Needless to say, the messages of support are already flooding in. “They’ve come from friends and family and especially from the Army guys,” he said, “although some of the soldiers in my unit of the Royal Scots Dragoon Guards are asking: ‘Why are you playing for them? You should be playing for Scotland.” This is a reasonable point, although even the most Scottish of the Scots will surely feel just a smidgen of pride when they see their resident Lance Corporal squaring up to the New Zealand haka tomorrow.

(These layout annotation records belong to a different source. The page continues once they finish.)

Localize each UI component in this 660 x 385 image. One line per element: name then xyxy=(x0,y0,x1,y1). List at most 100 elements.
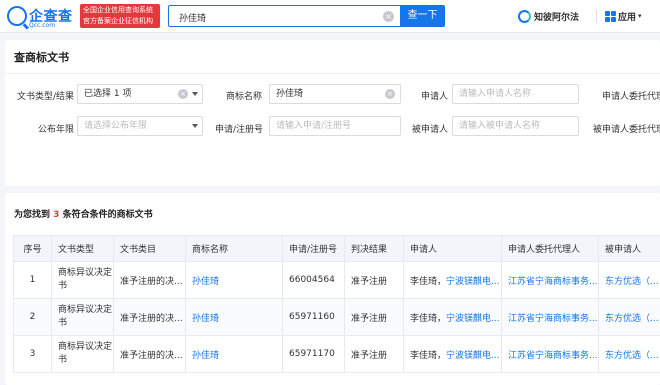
magnifier-logo-icon xyxy=(7,6,27,26)
agent-cell: 江苏省宁海商标事务... xyxy=(501,261,599,299)
result-cell: 准予注册 xyxy=(344,335,404,373)
top-bar: 企查查 Qcc.com 全国企业信用查询系统 官方备案企业征信机构 孙佳琦 × … xyxy=(0,0,660,33)
applicant-cell: 李佳琦，宁波镁麒电... xyxy=(403,298,502,336)
trademark-link[interactable]: 孙佳琦 xyxy=(192,351,219,361)
agent-link[interactable]: 江苏省宁海商标事务... xyxy=(508,351,598,361)
year-select[interactable]: 请选择公布年限 xyxy=(77,116,203,136)
page-title: 查商标文书 xyxy=(14,51,69,64)
doc-type-select[interactable]: 已选择 1 项 × xyxy=(77,84,203,104)
column-header-regno: 申请/注册号 xyxy=(282,235,345,262)
agent-cell: 江苏省宁海商标事务... xyxy=(501,298,599,336)
table-row: 3 商标异议决定书 准予注册的决... 孙佳琦 65971170 准予注册 李佳… xyxy=(13,335,660,373)
result-cell: 准予注册 xyxy=(344,298,404,336)
doc-type-cell: 商标异议决定书 xyxy=(51,298,114,336)
clear-icon[interactable]: × xyxy=(383,11,394,22)
column-header-applicant: 申请人 xyxy=(403,235,502,262)
column-header-trademark: 商标名称 xyxy=(185,235,283,262)
slogan-badge: 全国企业信用查询系统 官方备案企业征信机构 xyxy=(80,4,160,28)
knowfa-label: 知彼阿尔法 xyxy=(534,12,580,23)
respondent-agent-label: 被申请人委托代理 xyxy=(593,125,660,135)
search-button[interactable]: 查一下 xyxy=(400,5,445,27)
respondent-link[interactable]: 东方优选（... xyxy=(605,351,659,361)
applicant-cell: 李佳琦，宁波镁麒电... xyxy=(403,335,502,373)
chevron-down-icon xyxy=(192,124,198,128)
knowfa-link[interactable]: 知彼阿尔法 xyxy=(518,7,579,25)
column-header-category: 文书类目 xyxy=(113,235,186,262)
category-cell: 准予注册的决... xyxy=(113,335,186,373)
results-summary: 为您找到 3 条符合条件的商标文书 xyxy=(14,207,153,220)
grid-icon xyxy=(605,10,616,22)
trademark-name-input[interactable]: 孙佳琦 × xyxy=(269,84,401,104)
search-panel: 查商标文书 文书类型/结果 已选择 1 项 × 商标名称 孙佳琦 × 申请人 请… xyxy=(5,40,660,186)
chevron-down-icon: ▾ xyxy=(638,12,642,20)
respondent-input[interactable]: 请输入被申请人名称 xyxy=(452,116,579,136)
trademark-link[interactable]: 孙佳琦 xyxy=(192,314,219,324)
agent-link[interactable]: 江苏省宁海商标事务... xyxy=(508,314,598,324)
applicant-link[interactable]: 宁波镁麒电... xyxy=(446,314,500,324)
divider xyxy=(596,10,597,23)
row-number: 1 xyxy=(13,261,52,299)
column-header-result: 判决结果 xyxy=(344,235,404,262)
column-header-no: 序号 xyxy=(13,235,52,262)
applicant-link[interactable]: 宁波镁麒电... xyxy=(446,351,500,361)
qcc-logo[interactable]: 企查查 Qcc.com xyxy=(7,5,79,29)
respondent-label: 被申请人 xyxy=(411,125,448,135)
agent-link[interactable]: 江苏省宁海商标事务... xyxy=(508,277,598,287)
table-header-row: 序号 文书类型 文书类目 商标名称 申请/注册号 判决结果 申请人 申请人委托代… xyxy=(13,235,660,262)
respondent-cell: 东方优选（... xyxy=(598,335,660,373)
trademark-name-value: 孙佳琦 xyxy=(276,89,304,99)
applicant-link[interactable]: 宁波镁麒电... xyxy=(446,277,500,287)
trademark-cell: 孙佳琦 xyxy=(185,261,283,299)
applicant-label: 申请人 xyxy=(420,92,448,102)
clear-icon[interactable]: × xyxy=(385,89,395,99)
doc-type-cell: 商标异议决定书 xyxy=(51,335,114,373)
apps-menu[interactable]: 应用 ▾ xyxy=(605,7,642,25)
doc-type-value: 已选择 1 项 xyxy=(84,89,132,99)
search-input-value: 孙佳琦 xyxy=(179,14,207,24)
regno-input[interactable]: 请输入申请/注册号 xyxy=(269,116,401,136)
respondent-cell: 东方优选（... xyxy=(598,298,660,336)
trademark-name-label: 商标名称 xyxy=(225,92,262,102)
category-cell: 准予注册的决... xyxy=(113,298,186,336)
doc-type-label: 文书类型/结果 xyxy=(16,92,74,102)
knowfa-logo-icon xyxy=(518,9,531,23)
respondent-link[interactable]: 东方优选（... xyxy=(605,277,659,287)
regno-cell: 65971170 xyxy=(282,335,345,373)
results-count: 3 xyxy=(53,210,60,220)
results-table: 序号 文书类型 文书类目 商标名称 申请/注册号 判决结果 申请人 申请人委托代… xyxy=(13,235,660,373)
clear-icon[interactable]: × xyxy=(178,89,188,99)
results-suffix: 条符合条件的商标文书 xyxy=(62,210,153,220)
doc-type-cell: 商标异议决定书 xyxy=(51,261,114,299)
trademark-link[interactable]: 孙佳琦 xyxy=(192,277,219,287)
year-placeholder: 请选择公布年限 xyxy=(84,121,148,131)
year-label: 公布年限 xyxy=(37,125,74,135)
row-number: 2 xyxy=(13,298,52,336)
category-cell: 准予注册的决... xyxy=(113,261,186,299)
respondent-link[interactable]: 东方优选（... xyxy=(605,314,659,324)
trademark-cell: 孙佳琦 xyxy=(185,335,283,373)
applicant-input[interactable]: 请输入申请人名称 xyxy=(452,84,579,104)
regno-cell: 66004564 xyxy=(282,261,345,299)
applicant-name: 李佳琦， xyxy=(410,313,447,324)
search-input[interactable]: 孙佳琦 × xyxy=(168,5,400,27)
applicant-name: 李佳琦， xyxy=(410,276,447,287)
chevron-down-icon xyxy=(192,92,198,96)
column-header-agent: 申请人委托代理人 xyxy=(501,235,599,262)
logo-subtext: Qcc.com xyxy=(29,22,56,29)
column-header-respondent: 被申请人 xyxy=(598,235,660,262)
trademark-cell: 孙佳琦 xyxy=(185,298,283,336)
agent-label: 申请人委托代理人 xyxy=(602,92,660,102)
applicant-name: 李佳琦， xyxy=(410,350,447,361)
agent-cell: 江苏省宁海商标事务... xyxy=(501,335,599,373)
column-header-doc-type: 文书类型 xyxy=(51,235,114,262)
divider xyxy=(5,73,660,74)
regno-cell: 65971160 xyxy=(282,298,345,336)
applicant-cell: 李佳琦，宁波镁麒电... xyxy=(403,261,502,299)
regno-label: 申请/注册号 xyxy=(214,125,263,135)
slogan-line-1: 全国企业信用查询系统 xyxy=(83,6,153,14)
slogan-line-2: 官方备案企业征信机构 xyxy=(83,17,153,25)
result-cell: 准予注册 xyxy=(344,261,404,299)
results-prefix: 为您找到 xyxy=(14,210,51,220)
apps-label: 应用 xyxy=(618,12,637,23)
results-panel: 为您找到 3 条符合条件的商标文书 序号 文书类型 文书类目 商标名称 申请/注… xyxy=(5,193,660,385)
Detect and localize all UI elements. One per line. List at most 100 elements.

Talking of which, how will Rokoduguni view that time-honoured piece of sporting theatre? Will he cast his mind back to the Fijian version he rehearsed as a child and imagine himself giving Julian Savea and the rest of them a taste of their own medicine?

Not a bit of it. “I have pictures with me of my two-year-old son, Elijah, and the rest of my family,” he replied. “I’ll be thinking of them, and of the importance of not letting them down by underperforming. I want to prove to them, and to the world, that I can be the best I can be. That’s the most important thing to me.”

Inside the England camp, the betting is on Rokoduguni holding his ground in the face of the most lethal attacking force in world rugby. “Nobody has worked harder,” said Eastmond admiringly. “To come into this team, understand everything so quickly and be so good at it... I think it’s unbelievable.”